Dans cette question de tradition monastique, il nous faut soigneusement distinguer entre tradition et coutumes. Dans bien des monastères où les moines s'imaginent suivre la tradition, il y a bien peu de traditions vivantes, parce qu'ils s'accrochent à tout un système compliqué de coutumes. Superficiellement coutumes et traditions peuvent sembler analogues ; mais cette ressemblance superficielle ne fait que rendre le formalisme plus nocif. En fait, les coutumes sont la mort de toute vraie tradition, comme de toute vraie vie. Ce sont des parasites qui s'attachent à l'organisme vivant de la tradition et dévorent sa réalité, qu'ils changent en un formalisme creux.
- La tradition est vivante et active, mais les coutumes sont passives et mortes.
- La tradition ne nous forme pas automatiquement : il nous faut travailler pour la comprendre. On accepte d'office et passivement les coutumes ; aussi s'en sert-on facilement pour fuir la réalité. Mais elles ne nous offrent que de prétendues façons de résoudre les problèmes de la vie - un système de gestes et de formalités.
- La tradition nous apprend vraiment à vivre à devenir pleinement responsables de nos vies. Elle est ainsi souvent carrément opposée à ce qui est ordinaire, à la simple routine. Mais les coutumes, qui ne sont que des répétitions d'habitudes familières, suivent la ligne de moindre résistance. L'on pose un acte, sans essayer d'en comprendre le sens, simplement parce que tout le monde le fait.

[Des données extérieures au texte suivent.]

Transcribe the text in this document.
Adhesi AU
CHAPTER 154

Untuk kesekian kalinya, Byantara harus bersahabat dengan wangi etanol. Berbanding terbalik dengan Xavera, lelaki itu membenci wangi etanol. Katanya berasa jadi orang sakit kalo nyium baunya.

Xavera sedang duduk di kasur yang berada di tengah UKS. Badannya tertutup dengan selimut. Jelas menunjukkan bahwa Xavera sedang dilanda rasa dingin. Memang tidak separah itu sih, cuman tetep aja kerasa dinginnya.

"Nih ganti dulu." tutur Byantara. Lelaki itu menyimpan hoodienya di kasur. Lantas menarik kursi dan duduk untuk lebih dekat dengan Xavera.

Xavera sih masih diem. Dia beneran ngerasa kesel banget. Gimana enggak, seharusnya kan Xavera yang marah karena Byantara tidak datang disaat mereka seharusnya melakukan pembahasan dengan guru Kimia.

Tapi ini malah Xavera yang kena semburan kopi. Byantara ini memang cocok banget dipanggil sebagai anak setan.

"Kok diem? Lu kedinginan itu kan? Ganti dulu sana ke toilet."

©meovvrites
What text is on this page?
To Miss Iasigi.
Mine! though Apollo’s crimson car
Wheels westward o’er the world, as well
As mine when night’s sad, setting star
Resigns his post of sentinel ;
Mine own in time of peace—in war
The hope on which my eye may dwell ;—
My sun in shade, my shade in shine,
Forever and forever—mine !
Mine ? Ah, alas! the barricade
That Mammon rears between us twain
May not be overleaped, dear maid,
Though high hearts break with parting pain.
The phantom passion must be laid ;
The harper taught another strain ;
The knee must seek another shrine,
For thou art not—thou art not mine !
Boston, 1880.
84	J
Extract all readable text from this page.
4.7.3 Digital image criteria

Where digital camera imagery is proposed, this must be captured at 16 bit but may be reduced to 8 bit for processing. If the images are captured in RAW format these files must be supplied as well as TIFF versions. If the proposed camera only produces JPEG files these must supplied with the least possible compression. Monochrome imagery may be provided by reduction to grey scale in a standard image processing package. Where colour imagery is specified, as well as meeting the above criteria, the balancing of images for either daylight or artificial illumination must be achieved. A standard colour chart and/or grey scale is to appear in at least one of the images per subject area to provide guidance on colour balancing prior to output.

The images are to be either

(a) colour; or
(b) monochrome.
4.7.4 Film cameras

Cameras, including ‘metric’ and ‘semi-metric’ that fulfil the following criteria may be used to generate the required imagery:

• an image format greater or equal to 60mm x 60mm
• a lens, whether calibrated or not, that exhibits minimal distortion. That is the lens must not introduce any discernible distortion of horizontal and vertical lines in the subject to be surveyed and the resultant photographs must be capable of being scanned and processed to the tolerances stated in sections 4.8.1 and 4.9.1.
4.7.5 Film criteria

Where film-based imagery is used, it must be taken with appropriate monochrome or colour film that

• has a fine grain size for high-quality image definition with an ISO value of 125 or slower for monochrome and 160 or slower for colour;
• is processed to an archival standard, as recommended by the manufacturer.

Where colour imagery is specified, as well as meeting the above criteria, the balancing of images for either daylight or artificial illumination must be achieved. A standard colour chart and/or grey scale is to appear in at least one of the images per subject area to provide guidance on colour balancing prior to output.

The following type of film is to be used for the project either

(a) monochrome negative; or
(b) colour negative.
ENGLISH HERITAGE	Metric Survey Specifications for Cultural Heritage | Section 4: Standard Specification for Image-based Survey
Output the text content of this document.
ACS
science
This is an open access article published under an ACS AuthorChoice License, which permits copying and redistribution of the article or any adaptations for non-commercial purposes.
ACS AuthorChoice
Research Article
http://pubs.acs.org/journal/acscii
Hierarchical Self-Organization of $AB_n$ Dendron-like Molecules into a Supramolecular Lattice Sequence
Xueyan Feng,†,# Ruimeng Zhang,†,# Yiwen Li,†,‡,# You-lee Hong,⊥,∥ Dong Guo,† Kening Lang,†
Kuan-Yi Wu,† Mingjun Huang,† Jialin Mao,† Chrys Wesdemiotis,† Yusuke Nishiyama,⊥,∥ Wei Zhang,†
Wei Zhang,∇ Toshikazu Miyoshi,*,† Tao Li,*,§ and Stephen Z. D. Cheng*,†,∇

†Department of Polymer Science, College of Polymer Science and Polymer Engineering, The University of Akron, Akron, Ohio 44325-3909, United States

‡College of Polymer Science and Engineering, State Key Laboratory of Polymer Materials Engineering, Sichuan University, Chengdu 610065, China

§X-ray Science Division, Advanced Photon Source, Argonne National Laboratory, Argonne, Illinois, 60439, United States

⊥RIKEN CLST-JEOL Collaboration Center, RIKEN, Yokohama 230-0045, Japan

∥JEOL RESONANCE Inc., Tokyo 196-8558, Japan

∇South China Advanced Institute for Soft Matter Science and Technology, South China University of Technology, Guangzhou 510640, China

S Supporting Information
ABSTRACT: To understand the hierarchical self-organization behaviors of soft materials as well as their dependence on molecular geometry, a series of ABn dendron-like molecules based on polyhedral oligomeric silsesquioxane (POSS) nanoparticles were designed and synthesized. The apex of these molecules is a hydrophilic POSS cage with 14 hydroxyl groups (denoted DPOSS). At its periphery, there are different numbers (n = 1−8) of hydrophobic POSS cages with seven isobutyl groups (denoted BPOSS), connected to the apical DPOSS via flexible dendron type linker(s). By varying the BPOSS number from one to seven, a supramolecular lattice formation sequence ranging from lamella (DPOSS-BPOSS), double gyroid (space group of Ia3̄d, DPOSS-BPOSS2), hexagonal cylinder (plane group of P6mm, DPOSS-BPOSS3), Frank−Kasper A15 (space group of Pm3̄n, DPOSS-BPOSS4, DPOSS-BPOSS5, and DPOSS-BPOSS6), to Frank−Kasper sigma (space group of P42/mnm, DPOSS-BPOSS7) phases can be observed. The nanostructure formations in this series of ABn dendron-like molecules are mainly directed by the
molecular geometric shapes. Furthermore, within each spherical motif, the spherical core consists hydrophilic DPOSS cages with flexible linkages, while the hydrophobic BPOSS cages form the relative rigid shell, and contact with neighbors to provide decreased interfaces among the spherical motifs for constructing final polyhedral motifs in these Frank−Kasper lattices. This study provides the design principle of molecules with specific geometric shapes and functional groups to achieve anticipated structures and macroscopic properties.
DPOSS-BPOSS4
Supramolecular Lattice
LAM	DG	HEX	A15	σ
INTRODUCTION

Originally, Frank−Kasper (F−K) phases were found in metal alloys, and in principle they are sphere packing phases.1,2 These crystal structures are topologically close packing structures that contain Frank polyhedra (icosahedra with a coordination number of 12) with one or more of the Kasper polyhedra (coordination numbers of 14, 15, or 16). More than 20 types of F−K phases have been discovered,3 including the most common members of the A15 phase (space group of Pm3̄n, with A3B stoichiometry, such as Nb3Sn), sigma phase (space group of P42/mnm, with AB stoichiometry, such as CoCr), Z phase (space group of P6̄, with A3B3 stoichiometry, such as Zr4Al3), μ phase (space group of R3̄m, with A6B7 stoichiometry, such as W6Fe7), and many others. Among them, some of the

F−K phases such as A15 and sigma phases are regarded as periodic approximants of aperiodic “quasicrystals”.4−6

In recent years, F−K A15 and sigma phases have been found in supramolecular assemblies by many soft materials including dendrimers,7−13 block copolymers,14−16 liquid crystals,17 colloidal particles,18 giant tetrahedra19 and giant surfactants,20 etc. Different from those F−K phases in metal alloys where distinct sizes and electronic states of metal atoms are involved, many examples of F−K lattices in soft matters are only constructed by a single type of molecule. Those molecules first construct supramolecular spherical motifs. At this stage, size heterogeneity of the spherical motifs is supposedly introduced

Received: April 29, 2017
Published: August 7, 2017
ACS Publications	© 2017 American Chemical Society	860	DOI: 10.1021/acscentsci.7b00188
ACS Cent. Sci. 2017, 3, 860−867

- La tradition, toujours ancienne, est en même temps toujours nouvelle parce qu'elle se renouvelle continuellement, et ressuscite à chaque génération pour être vécue et appliquée de façon particulière et nouvelle. Le formalisme n'est que l'ossification des habitudes sociales ; les activité des gens conventionnels sont de simples excuses pour ne agir de façon plus humaine.
- La tradition nourrit la vie de l'esprit ; le formalisme se contente de masquer son délabrement intérieur.
- Enfin la tradition est créatrice. Toujours originale elle ouvre des horizons nouveaux à un voyage qui l'est peu. Le formalisme, au contraire, manque totalement d'originalité : c'est une imitation servile. Refermé sur lui-même, il mène à la stérilité complète.
- La tradition nous apprend à aimer, parce qu'elle développe et amplifie nos facultés et nous incite à nous donner au monde dans lequel nous vivons, en reconnaissance de tout ce que nous avons reçu de lui. Le formalisme n'engendre que l'anxiété et la peur, et nous coupe des sources de toute inspiration. Il annihile notre fécondité et nous enferme dans la prison de nos efforts frustrés. Ce n'est, finalement, que le masque de la futilité et du désespoir.

Rien de meilleur pour le moine que de vivre et de se développer dans la tradition monastique, et rien de plus fatal que de passer sa vie pris dans un tissu de coutumes monastiques.